In Which The World Ends. Sorry.

I think the world may be about to come to an end.

You're probably wondering how I know this. These signs have been subtle. We're not talking rain of toads or fire or anything that would be a clear indicator that it's time to start stocking up on canned goods and finally start building that apocalypse bunker in the back yard (although, now to think of it, a rain of toads might be a bad time to start that project.). But there are signs that make clear to me that something strange is going on around here. Something that makes me think if I lived in Sunnydale, it would be mid May and not the end of March.
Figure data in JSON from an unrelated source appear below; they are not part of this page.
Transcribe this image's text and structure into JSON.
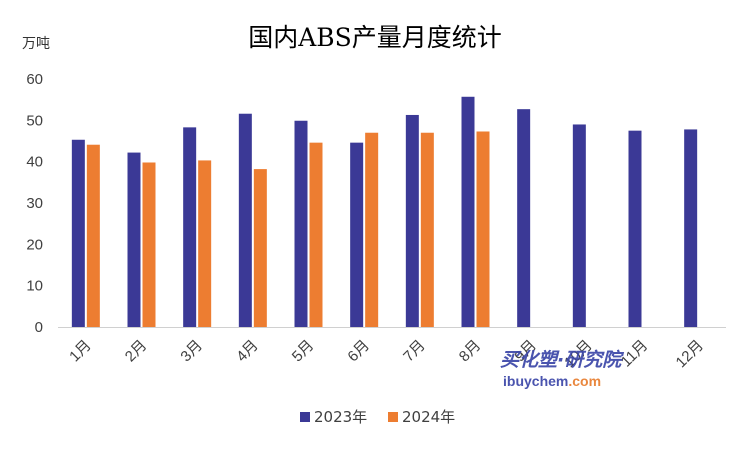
{
  "chart_data": {
    "type": "bar",
    "title": "国内ABS产量月度统计",
    "ylabel": "万吨",
    "xlabel": "",
    "ylim": [
      0,
      60
    ],
    "yticks": [
      0,
      10,
      20,
      30,
      40,
      50,
      60
    ],
    "grid": false,
    "legend_position": "bottom",
    "categories": [
      "1月",
      "2月",
      "3月",
      "4月",
      "5月",
      "6月",
      "7月",
      "8月",
      "9月",
      "10月",
      "11月",
      "12月"
    ],
    "series": [
      {
        "name": "2023年",
        "color": "#3b3996",
        "values": [
          45.3,
          42.2,
          48.3,
          51.6,
          49.9,
          44.6,
          51.3,
          55.7,
          52.7,
          49.0,
          47.5,
          47.8
        ]
      },
      {
        "name": "2024年",
        "color": "#ed7d31",
        "values": [
          44.1,
          39.8,
          40.3,
          38.2,
          44.6,
          47.0,
          47.0,
          47.3,
          null,
          null,
          null,
          null
        ]
      }
    ]
  },
  "watermark": {
    "cn": "买化塑·研究院",
    "en_part1": "ibuychem",
    "en_part2": ".com"
  }
}
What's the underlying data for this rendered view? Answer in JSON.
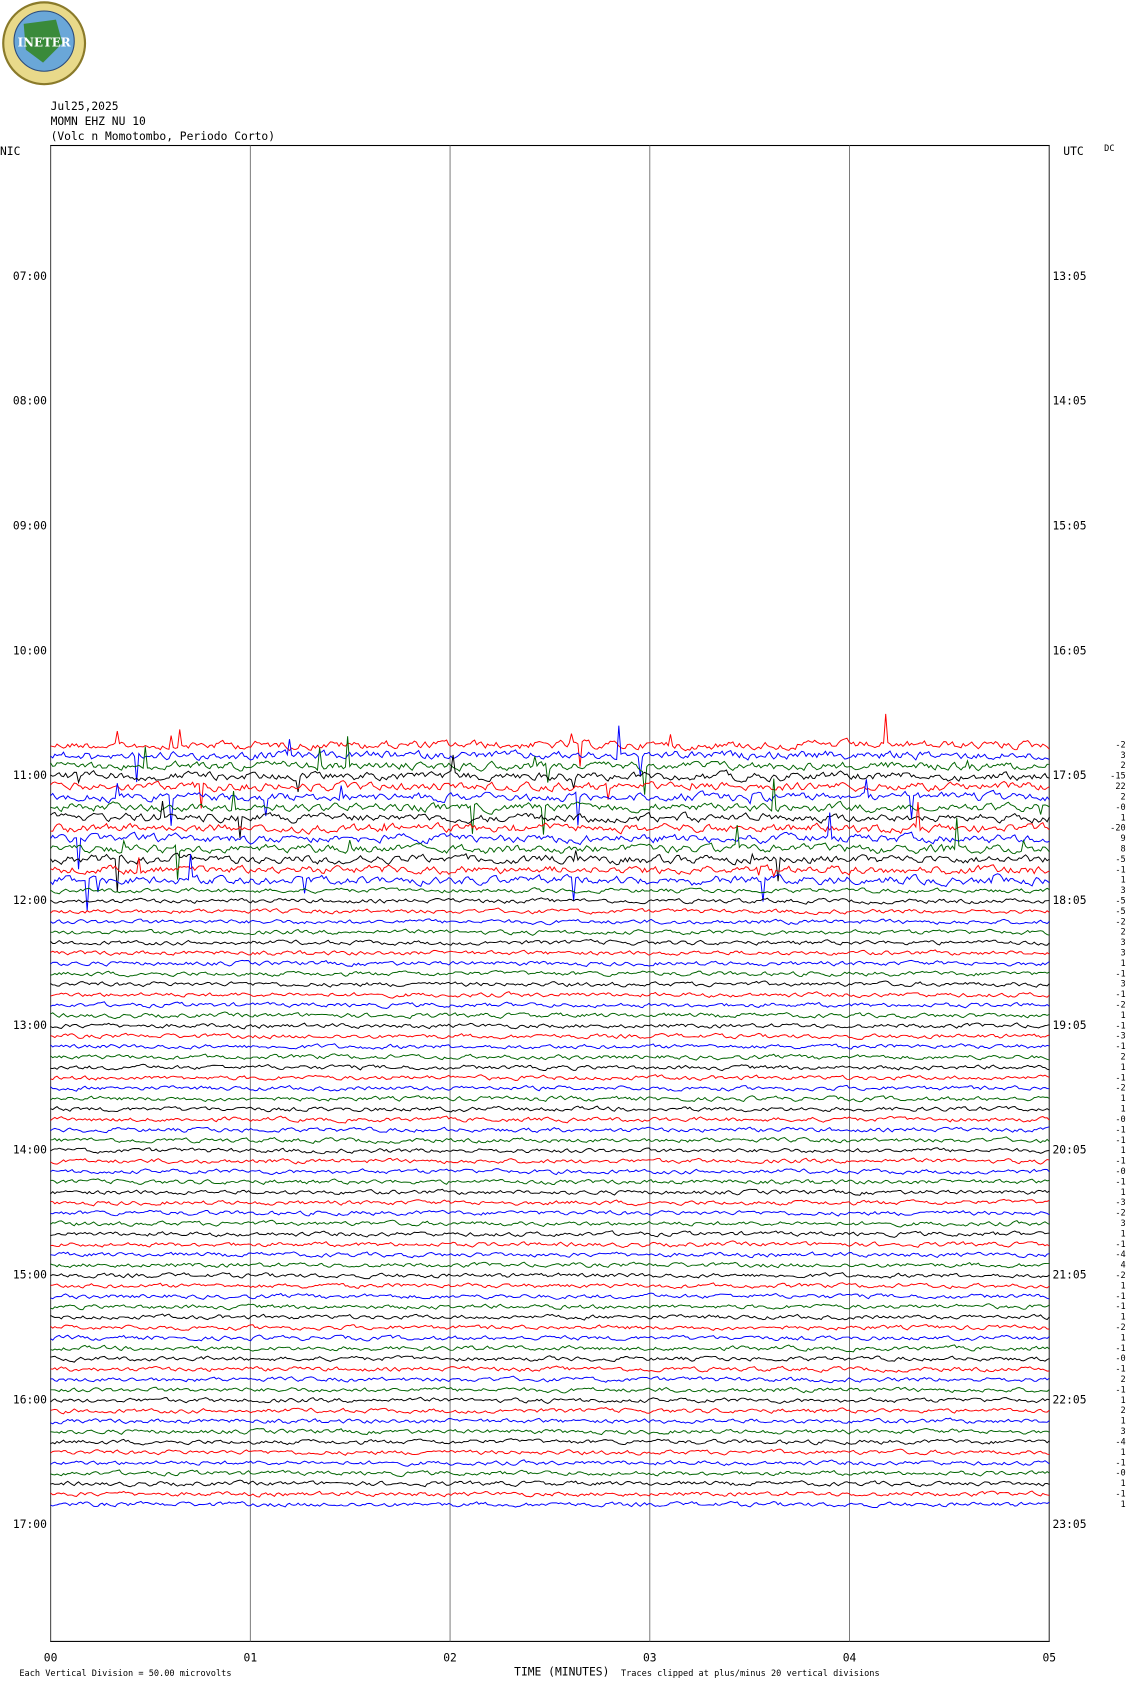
{
  "chart_data": {
    "type": "helicorder",
    "logo_text": "INETER",
    "title_lines": [
      "Jul25,2025",
      "MOMN EHZ NU 10",
      "(Volc n Momotombo, Periodo Corto)"
    ],
    "left_zone": "NIC",
    "right_zone": "UTC",
    "dc_label": "DC",
    "x_label": "TIME (MINUTES)",
    "xlim": [
      0,
      5
    ],
    "xticks": [
      {
        "value": 0,
        "label": "00"
      },
      {
        "value": 1,
        "label": "01"
      },
      {
        "value": 2,
        "label": "02"
      },
      {
        "value": 3,
        "label": "03"
      },
      {
        "value": 4,
        "label": "04"
      },
      {
        "value": 5,
        "label": "05"
      }
    ],
    "nic_times": [
      "07:00",
      "08:00",
      "09:00",
      "10:00",
      "11:00",
      "12:00",
      "13:00",
      "14:00",
      "15:00",
      "16:00",
      "17:00"
    ],
    "utc_times": [
      "13:05",
      "14:05",
      "15:05",
      "16:05",
      "17:05",
      "18:05",
      "19:05",
      "20:05",
      "21:05",
      "22:05",
      "23:05"
    ],
    "dc_offsets": [
      "-2",
      "3",
      "2",
      "-15",
      "22",
      "2",
      "-0",
      "1",
      "-20",
      "9",
      "8",
      "-5",
      "-1",
      "1",
      "3",
      "-5",
      "-5",
      "-2",
      "2",
      "3",
      "3",
      "1",
      "-1",
      "3",
      "-1",
      "-2",
      "1",
      "-1",
      "-3",
      "-1",
      "2",
      "1",
      "-1",
      "-2",
      "1",
      "1",
      "-0",
      "-1",
      "-1",
      "1",
      "-1",
      "-0",
      "-1",
      "1",
      "-3",
      "-2",
      "3",
      "1",
      "-1",
      "-4",
      "4",
      "-2",
      "1",
      "-1",
      "-1",
      "1",
      "-2",
      "1",
      "-1",
      "-0",
      "-1",
      "2",
      "-1",
      "1",
      "2",
      "1",
      "3",
      "-4",
      "1",
      "-1",
      "-0",
      "1",
      "-1",
      "1"
    ],
    "trace_colors": [
      "#000000",
      "#ff0000",
      "#0000ff",
      "#006400"
    ],
    "scale_note": "Each Vertical Division =   50.00 microvolts",
    "clip_note": "Traces clipped at plus/minus 20 vertical divisions"
  }
}
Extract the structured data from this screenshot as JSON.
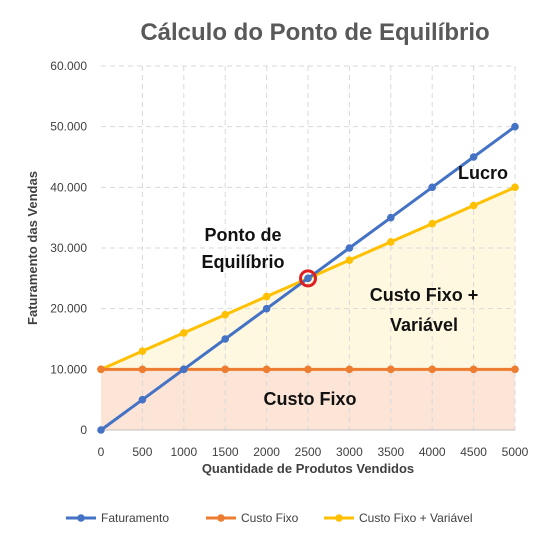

But don't take my word for it. Judge for yourself:

Apocalypse Sign #1:

I don't have any desire for anything chocolate in any way, shape or form. I don't want cookies (as evidenced by the fact that there's a batch of chocolate chip cookies that have gone untouched by me for two days now. That's totally unheard of!). I don't want cake or muffins or candy bars. I don't want any of it. I received an email from a potential new beta reader offering to bake me a chocolate cake and my first thought was "Deal breaker!"

Apocalypse Sign #2:

I now have HBO. In my house. If you're my brother or sister-in-law, you're probably making some sort of sounds of shock right about now. If you're anyone else, you have no idea why this is a sign of the impending apocalypse, but it is. To understand we have to flashback to a little over a year ago, right before HBO's epic series A Game Of Thrones was due to be released. I wanted to watch it. Bad. Really, really bad. I'm a freaking epic fantasy nut. I loved the books and I desperately wanted to watch the series. But in order to do so, I needed HBO but I couldn't (and still can't) make any changes to the cable account because it's in The Man's name. The Man did not see the need for HBO so no matter how many times I brought it up (and I brought it up a lot), he stood strong and we didn't get HBO. Even though I told him he could cancel the channel just as soon as the series ended its season, he wouldn't go for it. So I didn't watch the series until recently when it came out on DVD. By then, The Man had given in and read the first novel. He's not yet read the second. But I have and now the second season is set to begin on Sunday and I really want to watch it. So I brought up the HBO thing again a couple of times. Not nearly as many times as I did last year. Nowhere near as many times. I'd resigned myself to knowing that I'd have to avoid spoilers (yes, even though I've read the book, I still don't want to know what's going to happen on the show) and wait until the DVDs were released. And I was cool with that. Mostly.

So imagine my surprise yesterday when The Man told me he'd added HBO to our cable package. And by 'surprise', I mean suspicion. When I asked him why he was being so nice, he responded with, "I'm not being nice. I'm just trying to get you to shut up about it."

Hmmm. I can feel a song coming on...







Apocalypse Sign #3:

It's snowing outside. Yes, I know it's March and I live in the White mountains and snow this time of year, and even in April, is not unusual but, c'mon, Mother Nature. This time last week, it was 80 degrees and sunny and I was napping in my hammock. I mean writing. I doing lots and lots of writing. But isn't there some kind of rule about how once you get to break out the hammock and your sandals, you don't have to go back to parkas and boots until next winter? Because if there isn't that rule, there really should be because this is just mean.

Apocalypse Sign #4:

I actually got a lot of work done yesterday. A lot. There are no more yellow post-it notes covering my storyboard. And once I finish these last two scenes, this round of rewrites/edits will be done. Not to mention, I actually had a moment where I thought, "Hmm. This novel isn't half bad. In fact, it might be almost okay."

In Conclusion:

We're all doomed. Sorry to break it to you like this. If we're all still here tomorrow, I'll be blogging about my plan for the A to Z Challenge. The phrase "winging it" will likely be used. A lot.